BACKGROUND: The circumstances of the coronavirus disease 2019 pandemic necessitated an alternate operations strategy for efficient patient management. Alternate care sites were a viable option for managing emergency department (ED) surge in previous epidemics and disasters. OBJECTIVE: This study describes the development of an alternate care site and evaluates efficiency by comparing key performance indicators between an ad hoc nested respiratory evaluation unit (NRU) within the ED and an alternate care site outside the ED. METHODS: This was a cohort study of 2 care models in the same ED during 2 different time periods. As coronavirus disease 2019 surged in March 2020, potential treat-and-release patients with fever or respiratory symptoms were triaged to a dedicated ED area (NRU).

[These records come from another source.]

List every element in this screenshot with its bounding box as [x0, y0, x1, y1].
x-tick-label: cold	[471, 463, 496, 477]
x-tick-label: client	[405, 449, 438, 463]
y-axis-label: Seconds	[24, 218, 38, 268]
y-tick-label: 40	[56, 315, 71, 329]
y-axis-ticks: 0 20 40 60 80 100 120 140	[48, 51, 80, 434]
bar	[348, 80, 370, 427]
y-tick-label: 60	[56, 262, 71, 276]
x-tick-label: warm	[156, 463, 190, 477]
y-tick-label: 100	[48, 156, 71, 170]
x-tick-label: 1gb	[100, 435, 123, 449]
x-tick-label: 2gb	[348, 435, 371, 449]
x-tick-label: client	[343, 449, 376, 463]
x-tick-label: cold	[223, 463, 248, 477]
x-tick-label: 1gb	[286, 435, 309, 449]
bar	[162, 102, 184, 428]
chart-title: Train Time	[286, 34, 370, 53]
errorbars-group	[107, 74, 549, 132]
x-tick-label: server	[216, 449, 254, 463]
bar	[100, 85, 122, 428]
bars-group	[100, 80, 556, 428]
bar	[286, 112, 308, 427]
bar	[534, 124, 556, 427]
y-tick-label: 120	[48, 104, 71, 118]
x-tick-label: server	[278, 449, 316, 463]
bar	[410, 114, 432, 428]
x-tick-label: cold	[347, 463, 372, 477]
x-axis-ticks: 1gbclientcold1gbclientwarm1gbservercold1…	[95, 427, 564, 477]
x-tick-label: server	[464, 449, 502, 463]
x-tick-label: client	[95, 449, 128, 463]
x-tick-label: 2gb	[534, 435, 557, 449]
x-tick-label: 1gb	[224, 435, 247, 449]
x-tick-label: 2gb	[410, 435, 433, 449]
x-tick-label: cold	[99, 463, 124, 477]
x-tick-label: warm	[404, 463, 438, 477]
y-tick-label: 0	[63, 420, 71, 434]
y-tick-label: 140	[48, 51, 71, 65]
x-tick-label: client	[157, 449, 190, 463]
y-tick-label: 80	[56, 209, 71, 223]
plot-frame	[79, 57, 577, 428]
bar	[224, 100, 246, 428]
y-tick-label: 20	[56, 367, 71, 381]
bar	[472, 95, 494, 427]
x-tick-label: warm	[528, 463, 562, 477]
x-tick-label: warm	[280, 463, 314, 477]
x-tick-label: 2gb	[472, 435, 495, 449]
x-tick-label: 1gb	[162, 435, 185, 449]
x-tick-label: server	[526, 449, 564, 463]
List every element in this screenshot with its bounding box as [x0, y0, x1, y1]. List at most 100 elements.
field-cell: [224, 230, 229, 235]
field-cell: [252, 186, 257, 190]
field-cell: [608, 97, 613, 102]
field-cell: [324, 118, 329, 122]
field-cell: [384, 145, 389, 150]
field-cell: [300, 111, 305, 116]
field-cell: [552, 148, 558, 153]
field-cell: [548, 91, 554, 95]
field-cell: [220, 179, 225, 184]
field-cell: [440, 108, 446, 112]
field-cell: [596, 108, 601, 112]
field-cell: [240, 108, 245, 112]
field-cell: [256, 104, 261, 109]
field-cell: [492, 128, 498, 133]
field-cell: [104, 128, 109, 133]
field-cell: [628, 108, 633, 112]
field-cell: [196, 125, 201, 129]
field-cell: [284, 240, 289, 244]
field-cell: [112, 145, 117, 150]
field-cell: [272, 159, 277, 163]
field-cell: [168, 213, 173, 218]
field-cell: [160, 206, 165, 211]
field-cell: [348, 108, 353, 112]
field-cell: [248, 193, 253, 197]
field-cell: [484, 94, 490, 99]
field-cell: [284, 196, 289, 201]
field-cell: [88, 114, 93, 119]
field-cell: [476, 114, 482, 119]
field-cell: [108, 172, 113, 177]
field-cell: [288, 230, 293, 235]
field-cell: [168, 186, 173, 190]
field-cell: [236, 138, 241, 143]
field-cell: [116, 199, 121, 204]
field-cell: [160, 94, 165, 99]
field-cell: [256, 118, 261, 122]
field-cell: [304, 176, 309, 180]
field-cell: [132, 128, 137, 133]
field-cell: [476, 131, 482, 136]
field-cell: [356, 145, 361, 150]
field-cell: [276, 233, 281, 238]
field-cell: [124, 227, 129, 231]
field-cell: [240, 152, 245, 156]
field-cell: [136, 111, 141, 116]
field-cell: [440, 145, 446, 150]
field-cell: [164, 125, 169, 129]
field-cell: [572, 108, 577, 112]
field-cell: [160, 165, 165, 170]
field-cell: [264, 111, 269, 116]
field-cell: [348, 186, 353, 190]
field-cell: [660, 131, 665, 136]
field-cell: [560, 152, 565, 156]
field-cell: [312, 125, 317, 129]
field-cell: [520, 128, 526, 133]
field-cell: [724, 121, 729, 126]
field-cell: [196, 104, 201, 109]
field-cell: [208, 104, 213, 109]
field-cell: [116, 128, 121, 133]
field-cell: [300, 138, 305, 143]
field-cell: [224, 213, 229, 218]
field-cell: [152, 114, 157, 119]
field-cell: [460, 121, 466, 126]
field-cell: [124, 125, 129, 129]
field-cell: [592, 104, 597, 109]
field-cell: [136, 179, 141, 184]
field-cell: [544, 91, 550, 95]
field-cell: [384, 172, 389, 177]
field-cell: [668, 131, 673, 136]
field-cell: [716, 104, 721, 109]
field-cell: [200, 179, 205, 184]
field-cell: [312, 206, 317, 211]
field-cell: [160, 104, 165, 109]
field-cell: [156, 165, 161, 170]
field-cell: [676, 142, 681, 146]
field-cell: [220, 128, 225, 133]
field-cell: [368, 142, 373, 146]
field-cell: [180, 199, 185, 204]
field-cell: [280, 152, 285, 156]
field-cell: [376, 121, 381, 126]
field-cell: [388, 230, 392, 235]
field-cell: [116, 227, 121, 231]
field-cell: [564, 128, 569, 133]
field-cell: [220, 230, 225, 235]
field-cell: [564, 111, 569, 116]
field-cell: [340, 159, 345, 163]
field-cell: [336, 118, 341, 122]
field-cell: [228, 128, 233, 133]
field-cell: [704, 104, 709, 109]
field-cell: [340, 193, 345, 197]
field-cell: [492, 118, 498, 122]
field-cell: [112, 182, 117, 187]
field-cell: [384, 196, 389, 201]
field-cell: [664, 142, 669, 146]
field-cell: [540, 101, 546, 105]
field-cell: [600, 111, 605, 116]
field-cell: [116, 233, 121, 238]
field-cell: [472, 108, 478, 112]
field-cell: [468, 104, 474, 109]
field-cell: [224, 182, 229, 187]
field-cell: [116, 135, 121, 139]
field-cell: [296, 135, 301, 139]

As ED volume grew, these low-acuity patients were triaged to an ACS. We compared ED length of stay, elopement, and left without being evaluated rates and ED recidivism between the 2 care models: NRU patients presented to the ED from March 16, 2020, to March 31, 2020, and ACS patients presented from April 1, 2020, to April 15, 2020. Continuous variables were compared using independent t test or Mann-Whitney test. Categorical variables were compared using χ2 test. RESULTS: There were 414 NRU patients and 146 alternate care site patients with no significant differences in sex or age. The mean ED length of stay was shorter for alternate care site patients: 155 versus 45 minutes (P < 0.01). Elopement and left without being evaluated rates were higher in the NRU. There was no significant difference in ED recidivism between groups: 10% versus 6% (P = 0.15). CONCLUSIONS: An alternate care site provided an efficient resource for the evaluation of patients with fever or respiratory symptoms during the coronavirus disease 2019 pandemic.